I wonder why this wasn’t released by default, I see no negatives here, can you (or someone) explain to me the limitations/down sides of this feature that make it an “opt in” feature instead of just a general rollout/bugfix?
Due to this change it’s no longer possible to preserve the Character model to re-use for a ragdoll. The reason to keep the entire model is to prevent the need for re-replicating any of its contents to clients.
If nothing is done to solve this issue, ragdolls will need to be fully replicated to clients, increasing latency upon player death and thereby worsening game feel.
The only solution is to introduce a setting that prevents the Character model from destroying (and / or having its parent set to nil).

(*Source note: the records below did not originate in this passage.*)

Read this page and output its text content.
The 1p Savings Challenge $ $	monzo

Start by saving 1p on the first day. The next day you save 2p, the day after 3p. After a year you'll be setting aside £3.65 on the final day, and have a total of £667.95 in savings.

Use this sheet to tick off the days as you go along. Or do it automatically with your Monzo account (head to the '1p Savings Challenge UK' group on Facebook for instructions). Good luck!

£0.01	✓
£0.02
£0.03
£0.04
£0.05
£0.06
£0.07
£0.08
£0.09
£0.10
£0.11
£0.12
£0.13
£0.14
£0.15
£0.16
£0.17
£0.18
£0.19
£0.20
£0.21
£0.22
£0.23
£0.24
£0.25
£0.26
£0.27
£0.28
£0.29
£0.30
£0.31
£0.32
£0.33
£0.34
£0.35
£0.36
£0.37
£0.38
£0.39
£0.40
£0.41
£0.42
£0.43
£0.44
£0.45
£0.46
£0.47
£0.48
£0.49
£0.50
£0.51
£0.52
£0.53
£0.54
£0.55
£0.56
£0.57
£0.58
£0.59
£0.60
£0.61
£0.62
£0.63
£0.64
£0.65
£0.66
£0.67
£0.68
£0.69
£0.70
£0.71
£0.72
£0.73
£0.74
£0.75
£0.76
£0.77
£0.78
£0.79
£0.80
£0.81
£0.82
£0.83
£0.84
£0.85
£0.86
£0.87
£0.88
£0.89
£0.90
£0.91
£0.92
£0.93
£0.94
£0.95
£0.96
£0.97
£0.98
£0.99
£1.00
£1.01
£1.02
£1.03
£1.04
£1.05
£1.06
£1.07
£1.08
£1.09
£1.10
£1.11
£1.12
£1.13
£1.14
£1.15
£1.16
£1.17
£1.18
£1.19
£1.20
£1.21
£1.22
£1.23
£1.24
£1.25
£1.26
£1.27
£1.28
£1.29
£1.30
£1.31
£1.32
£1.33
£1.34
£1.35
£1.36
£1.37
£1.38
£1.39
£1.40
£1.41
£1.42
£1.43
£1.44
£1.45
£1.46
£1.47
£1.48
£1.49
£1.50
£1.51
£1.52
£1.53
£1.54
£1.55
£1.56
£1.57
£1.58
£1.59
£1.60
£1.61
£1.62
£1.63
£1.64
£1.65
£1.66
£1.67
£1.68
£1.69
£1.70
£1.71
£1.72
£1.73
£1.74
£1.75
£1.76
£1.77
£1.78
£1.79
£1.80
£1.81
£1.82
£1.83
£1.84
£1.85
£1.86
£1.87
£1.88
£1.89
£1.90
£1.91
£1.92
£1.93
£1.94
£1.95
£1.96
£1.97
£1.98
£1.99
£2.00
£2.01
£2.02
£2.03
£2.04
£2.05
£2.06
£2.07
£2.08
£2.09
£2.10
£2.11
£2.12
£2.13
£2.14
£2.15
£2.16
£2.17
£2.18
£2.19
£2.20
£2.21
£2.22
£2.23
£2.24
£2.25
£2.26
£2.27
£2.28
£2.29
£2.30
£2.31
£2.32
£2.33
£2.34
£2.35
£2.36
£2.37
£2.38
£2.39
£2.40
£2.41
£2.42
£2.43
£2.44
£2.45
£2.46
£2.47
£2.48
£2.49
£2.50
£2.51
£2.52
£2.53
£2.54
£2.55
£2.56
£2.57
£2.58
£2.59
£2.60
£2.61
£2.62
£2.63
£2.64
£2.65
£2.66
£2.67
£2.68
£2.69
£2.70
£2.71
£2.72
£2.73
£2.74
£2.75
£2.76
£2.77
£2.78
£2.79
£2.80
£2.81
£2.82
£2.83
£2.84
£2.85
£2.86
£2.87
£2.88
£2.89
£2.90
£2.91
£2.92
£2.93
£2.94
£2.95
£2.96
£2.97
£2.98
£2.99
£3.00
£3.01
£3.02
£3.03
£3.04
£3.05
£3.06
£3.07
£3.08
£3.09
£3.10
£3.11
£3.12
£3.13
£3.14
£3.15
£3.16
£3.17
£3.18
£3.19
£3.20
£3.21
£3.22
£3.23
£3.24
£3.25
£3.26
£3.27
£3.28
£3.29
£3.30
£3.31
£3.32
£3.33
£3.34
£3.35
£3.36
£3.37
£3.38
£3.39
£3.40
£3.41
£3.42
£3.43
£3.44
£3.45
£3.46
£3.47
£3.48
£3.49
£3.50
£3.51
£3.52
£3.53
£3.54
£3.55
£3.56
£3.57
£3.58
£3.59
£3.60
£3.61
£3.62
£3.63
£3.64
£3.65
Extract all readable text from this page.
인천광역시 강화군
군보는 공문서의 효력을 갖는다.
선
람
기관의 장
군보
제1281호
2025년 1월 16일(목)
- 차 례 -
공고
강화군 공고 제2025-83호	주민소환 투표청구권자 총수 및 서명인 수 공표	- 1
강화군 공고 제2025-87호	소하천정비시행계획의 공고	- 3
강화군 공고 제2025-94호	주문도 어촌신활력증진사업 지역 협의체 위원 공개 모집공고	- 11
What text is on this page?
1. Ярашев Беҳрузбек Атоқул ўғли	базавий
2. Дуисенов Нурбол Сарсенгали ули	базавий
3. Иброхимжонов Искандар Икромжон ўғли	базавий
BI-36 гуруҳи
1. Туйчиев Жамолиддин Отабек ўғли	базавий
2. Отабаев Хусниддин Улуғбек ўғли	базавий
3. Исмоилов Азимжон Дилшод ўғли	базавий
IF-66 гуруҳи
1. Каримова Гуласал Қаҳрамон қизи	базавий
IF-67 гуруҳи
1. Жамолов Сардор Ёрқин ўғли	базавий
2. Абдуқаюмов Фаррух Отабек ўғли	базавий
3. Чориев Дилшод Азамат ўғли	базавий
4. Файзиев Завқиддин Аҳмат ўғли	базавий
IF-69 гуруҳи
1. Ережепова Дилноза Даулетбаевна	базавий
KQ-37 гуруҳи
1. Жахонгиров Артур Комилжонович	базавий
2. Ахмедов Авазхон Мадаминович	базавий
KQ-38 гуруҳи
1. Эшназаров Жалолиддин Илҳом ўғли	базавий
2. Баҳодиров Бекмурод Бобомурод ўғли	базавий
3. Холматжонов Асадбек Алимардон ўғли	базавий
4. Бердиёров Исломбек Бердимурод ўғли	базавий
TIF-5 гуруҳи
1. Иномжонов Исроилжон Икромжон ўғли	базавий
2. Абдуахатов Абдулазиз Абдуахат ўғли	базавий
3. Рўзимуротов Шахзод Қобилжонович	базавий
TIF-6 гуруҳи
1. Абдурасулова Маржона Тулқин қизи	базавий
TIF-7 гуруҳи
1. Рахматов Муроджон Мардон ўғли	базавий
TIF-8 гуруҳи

Hopefully this is something you will consider before the opt-out period ends!
This change affects my game’s ragdolls. Ragdolls were designed to re-use Character models after death, and now that they’re being destroyed, the game simply spams errors and displays no ragdolls. My only choice is to abandon the optimization I’ve created.
About time this was addressed. This is something people have been complaining about for awhile now. I’ve had to resort to manually calling destroy on the player’s character when they died, and when they left the server to make sure it was cleaned up properly.
That’s actually a good point. Probably introduce a time setting to where after this many seconds, the character is destroyed. Probably two separate settings:
Player died and respawn, must be less than the respawn time.